Lyle Bolton stands at the top of a craggy gothic Arkham spiral staircase, seen as a voluminous silhouette against a dim light behind him. Batman and Robin are in the act of returning the Scarecrow to the asylum when Bolton makes his way down to meet them. He towers over the stick figure Crane, the atmosphere insistently foreboding. I would not mind a flat rightwing nut of a security guard for a villain, if only he remained an ominous inhumane security chief, invoking the frightful implications of the Zimbardo prison experiment. Nestled within Arkham’s thick walls, free to divvy out brutal chastisements as he sees fit, as Batman and Robin, who have never had second thoughts about sending their adversaries to this secluded mental asylum, grow ever uncomfortable and paranoid about the atrocities that may or not go on within. It would be a Hitchcock suspense piece tapping into the fear of the corrupt and unstable public official.

But in the scene immediately following this uncomfortable opening, Bolton is exposed as the inmates’ confessions are played for character-specific laughs. He immediately launches into a tirade against Gotham City’s public officials, all of whom he believes to be too soft and permissive. It is here that Dini removes all suspense and instead nurtures another tired tale of a lunatic seeking revenge. Doubtless he steered the story in this direction in the hope of making an acute commentary on Lock-Up’s similarity to Batman. In associating Batman with Lock-Up, perhaps our hero’s vigilantism might in some way be challenged.

But instead we cannot doubt Batman’s sainthood; his exchanges with Lock-Up become fumbled ideological disputes that whither and die within seconds of their conception. Behind his stylized costume, Bolton lacks the menace he possessed as a hulking security chief with traces of sadism on his sharply angled face. He cannot articulate himself without resorting to the usual vigilante clichés. And even though he wishes to impose a new totalitarian order on Gotham, the fruits of his six-month sojourn neither make any notable indentation on the city nor carry any ominous overtones. His plan consists of imprisoning the icons of order and establishment in Gotham; Mayor Hill represents government, Gordon law, Bartholomew medicine, and Gleason the news media.

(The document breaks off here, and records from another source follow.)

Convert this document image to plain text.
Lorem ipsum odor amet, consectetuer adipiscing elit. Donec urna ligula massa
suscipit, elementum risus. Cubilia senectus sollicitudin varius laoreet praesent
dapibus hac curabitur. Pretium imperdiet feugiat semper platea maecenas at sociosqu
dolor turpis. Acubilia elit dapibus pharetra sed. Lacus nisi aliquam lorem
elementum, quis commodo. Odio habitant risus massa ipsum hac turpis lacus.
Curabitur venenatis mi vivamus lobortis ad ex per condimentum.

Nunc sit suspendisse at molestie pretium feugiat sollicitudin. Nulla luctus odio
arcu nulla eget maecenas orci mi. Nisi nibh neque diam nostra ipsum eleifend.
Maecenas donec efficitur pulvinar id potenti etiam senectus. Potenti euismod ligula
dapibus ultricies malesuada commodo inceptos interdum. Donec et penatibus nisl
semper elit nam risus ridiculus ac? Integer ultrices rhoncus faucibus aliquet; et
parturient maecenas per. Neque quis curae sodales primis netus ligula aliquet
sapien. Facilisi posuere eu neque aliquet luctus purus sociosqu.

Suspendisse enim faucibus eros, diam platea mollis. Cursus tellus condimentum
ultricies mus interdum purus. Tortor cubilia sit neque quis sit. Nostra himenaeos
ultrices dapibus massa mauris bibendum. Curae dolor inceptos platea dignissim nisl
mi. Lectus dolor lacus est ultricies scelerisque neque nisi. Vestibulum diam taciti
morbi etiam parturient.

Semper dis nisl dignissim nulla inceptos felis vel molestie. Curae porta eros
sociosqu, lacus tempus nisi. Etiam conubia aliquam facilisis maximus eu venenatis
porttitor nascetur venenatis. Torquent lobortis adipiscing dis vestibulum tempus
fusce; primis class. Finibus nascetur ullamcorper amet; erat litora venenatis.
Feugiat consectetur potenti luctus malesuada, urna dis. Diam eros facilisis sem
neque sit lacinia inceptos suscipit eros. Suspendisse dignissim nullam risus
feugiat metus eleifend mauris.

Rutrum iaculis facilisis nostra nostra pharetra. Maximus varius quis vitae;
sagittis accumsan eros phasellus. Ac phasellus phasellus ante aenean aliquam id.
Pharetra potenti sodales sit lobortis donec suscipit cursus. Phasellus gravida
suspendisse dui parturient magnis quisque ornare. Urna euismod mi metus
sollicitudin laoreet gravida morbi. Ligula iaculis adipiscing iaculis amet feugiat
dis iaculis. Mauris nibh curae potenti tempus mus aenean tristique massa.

This watered down iconography suggests some attempt at a symbolic approach to the whole dynamic. Lock-Up is not really interested in dismantling these establishments so much as he feels inclined the punish the patrons we are most familiar with. It becomes difficult to tell whether he is serious about the effect he is having on the city or if he is out to make a larger metaphorical statement. Yet there comes a point during the cluttered climax when one realizes the episode is clearly beneath such musings.

The ending warrants a comparison to that of Fire on Olympus and The Terrible Trio, each one humorous and inevitable, though all at differing points on a spectrum. Maxie’s trek through the corridors of Arkham is a smile-inducing catharsis that follows a grandiose climax. Fallbrook’s confinement is an attempt at chilling poetic justice. Bolton’s hominess within his newly appointed guard post arrives halfway, aiming for a stamp of thematic finality while still provoking amused responses to his now fully disclosed insanity.